The event name says it all. Print off some information on the importance of play, don’t forget to bring your sign-in sheets, and use this opportunity to find out why each person decided to attend the meeting and why play is important and personal to them.

And one more thing—you never know until you know. Until you know all of your neighbors, you won’t know if the mayor’s mother, your local council member, or the city manager is just under your nose. So make sure to invite everyone. Remember, an advocacy initiative for play is just as much about community building as it is about playground building. With a unified community, anything is possible, so make sure your team creates an abundance of casual and formal opportunities to bring people together around the importance of play. And the key is—make it playful!

Consider inviting your legislators to a "Meet and Greet"

Okay, so you’ve established your committee on play, you’ve assessed the status of play in your community, you’ve maybe held a Play Day, you’re the media guru your friends and colleagues now turn to—it’s time to step it up and begin to involve your local legislators. Host a play-themed “meet and greet” and share with your local representatives your Play Committee’s report on the “status of play.”

Recommendations and questions to consider as you plan for your official’s visit:

  • What role will this official play at your meeting, event, etc.? Will he or she help with some of your talking points, open or close the event with some poignant words, give a brief speech? Provide options for the official to select from.
  • Why should this official attend?

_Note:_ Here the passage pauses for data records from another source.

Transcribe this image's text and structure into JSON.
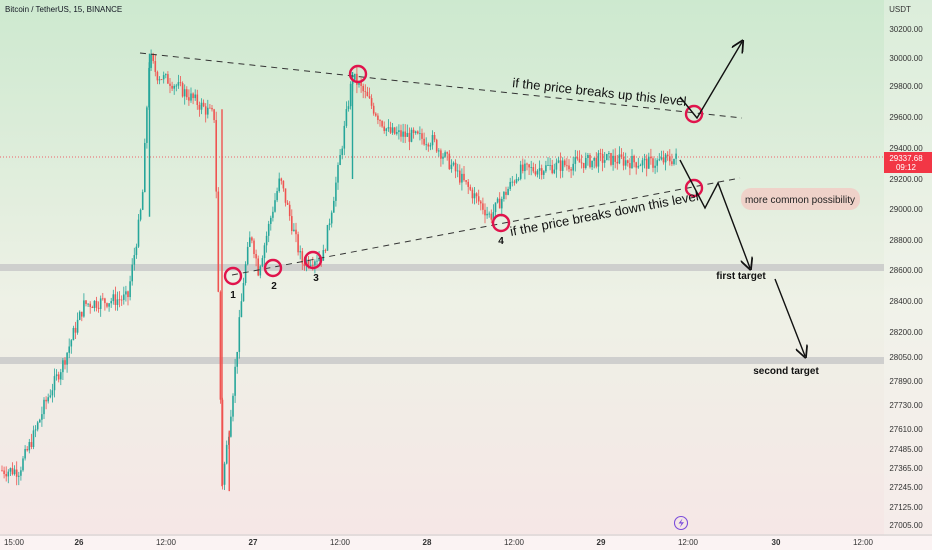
{
  "header": {
    "title": "Bitcoin / TetherUS, 15, BINANCE"
  },
  "price_axis": {
    "unit_label": "USDT",
    "ticks": [
      "30200.00",
      "30000.00",
      "29800.00",
      "29600.00",
      "29400.00",
      "29200.00",
      "29000.00",
      "28800.00",
      "28600.00",
      "28400.00",
      "28200.00",
      "28050.00",
      "27890.00",
      "27730.00",
      "27610.00",
      "27485.00",
      "27365.00",
      "27245.00",
      "27125.00",
      "27005.00"
    ],
    "current_price": "29337.68",
    "countdown": "09:12"
  },
  "time_axis": {
    "ticks": [
      "15:00",
      "26",
      "12:00",
      "27",
      "12:00",
      "28",
      "12:00",
      "29",
      "12:00",
      "30",
      "12:00"
    ]
  },
  "annotations": {
    "upper_text": "if the price breaks up this level",
    "lower_text": "if the price breaks down this level",
    "possibility_badge": "more common possibility",
    "first_target": "first target",
    "second_target": "second target",
    "touch_labels": [
      "1",
      "2",
      "3",
      "4"
    ]
  },
  "colors": {
    "up": "#26a69a",
    "down": "#ef5350",
    "circle": "#e0144c",
    "price_tag": "#f23645",
    "bg_top": "#cde9cf",
    "bg_bottom": "#f6e6e6",
    "zone": "#c9c9c9",
    "badge": "#efd2c9"
  },
  "chart_data": {
    "type": "candlestick",
    "title": "Bitcoin / TetherUS, 15, BINANCE",
    "ylabel": "USDT",
    "ylim": [
      26950,
      30350
    ],
    "current_price": 29337.68,
    "support_zones": [
      28620,
      28020
    ],
    "targets": {
      "first target": 28620,
      "second target": 28020
    },
    "keypoints": [
      {
        "t": "25 15:00",
        "price": 27350
      },
      {
        "t": "25 21:00",
        "price": 28000
      },
      {
        "t": "26 00:00",
        "price": 28380
      },
      {
        "t": "26 06:00",
        "price": 28420
      },
      {
        "t": "26 08:00",
        "price": 29050
      },
      {
        "t": "26 09:00",
        "price": 30020
      },
      {
        "t": "26 10:00",
        "price": 29880
      },
      {
        "t": "26 12:00",
        "price": 29830
      },
      {
        "t": "26 18:00",
        "price": 29600
      },
      {
        "t": "26 19:00",
        "price": 27250
      },
      {
        "t": "26 20:30",
        "price": 27820
      },
      {
        "t": "26 22:00",
        "price": 28550
      },
      {
        "t": "26 23:00",
        "price": 28850
      },
      {
        "t": "27 00:00",
        "price": 28600
      },
      {
        "t": "27 03:00",
        "price": 29200
      },
      {
        "t": "27 06:00",
        "price": 28650
      },
      {
        "t": "27 09:00",
        "price": 28700
      },
      {
        "t": "27 11:00",
        "price": 29250
      },
      {
        "t": "27 13:00",
        "price": 29870
      },
      {
        "t": "27 18:00",
        "price": 29500
      },
      {
        "t": "28 00:00",
        "price": 29450
      },
      {
        "t": "28 04:00",
        "price": 29200
      },
      {
        "t": "28 08:00",
        "price": 28950
      },
      {
        "t": "28 12:00",
        "price": 29250
      },
      {
        "t": "29 00:00",
        "price": 29330
      },
      {
        "t": "29 06:00",
        "price": 29300
      },
      {
        "t": "29 10:00",
        "price": 29337.68
      }
    ]
  }
}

Make sure your invitation includes details about the importance of play and how it reflects on issues that are important to this official (for example, childhood obesity, violence/crime prevention, Hurricane Katrina recovery).
  • Invitation procedures
    • Call and get the name, email address, and fax number of the scheduler, or the personnel who handle the official’s schedule.
    • Send a personalized letter, by fax and email, that includes all relevant details.
    • Call the scheduler two to three days after sending the letter, ask about status including a date of decision, and ask if the scheduler needs any additional information.
  • Follow-up
    • Post photos to your organization’s website and provide electronic copies to
      the official.
    • Be sure to write a thank-you note to the official for participating.